For the first time since the COVID-19 pandemic, Q3 2024 occupancy rates in Mexico City have exceeded those of previous years, reversing the downward trend that characterized the market in recent times. This improvement is attributed to a steady growth in demand combined with a decrease in active rental listings, resulting in a more balanced market. With the upcoming Airbnb regulations likely to reduce supply even further, this trend is expected to continue, benefiting both occupancy rates and revenue.
In Q3 2024, Mexico City’s short-term rental market witnessed a positive shift as occupancy rates surpassed those of the previous years for the first time since COVID. The growth in demand, alongside a notable reduction in the number of active listings, has created a more favorable balance between supply and demand. This shift has boosted overall market performance, with fewer properties on the market translating into higher occupancy and stronger revenues for those still listed.
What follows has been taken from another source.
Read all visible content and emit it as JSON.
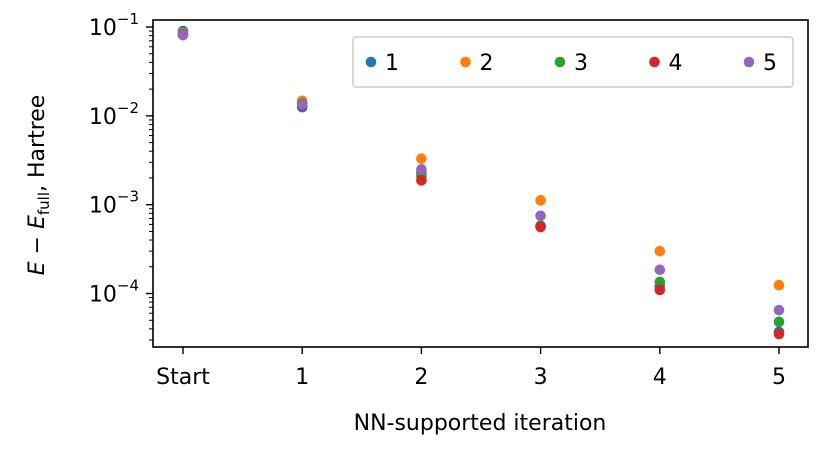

Naya Homes continued to outperform the market in both revenue and occupancy throughout the last quarter. Additionally, we are taking legal action to protect our property owners by filing an “Amparo” against the new Airbnb regulations in Mexico City, which we view as a threat to private property rights.
Supply: As predicted in previous reports, active listings fell by -10% year-over-year in September 2024. This reduction has led to a more balanced market, allowing occupancy rates to surpass last year’s levels and driving up revenue for property owners.
Demand: The number of nights reserved declined by -3% year-over-year, but overall occupancy rates improved due to the drop in supply being greater than the decline in demand. As a result, the remaining properties have enjoyed higher booking levels.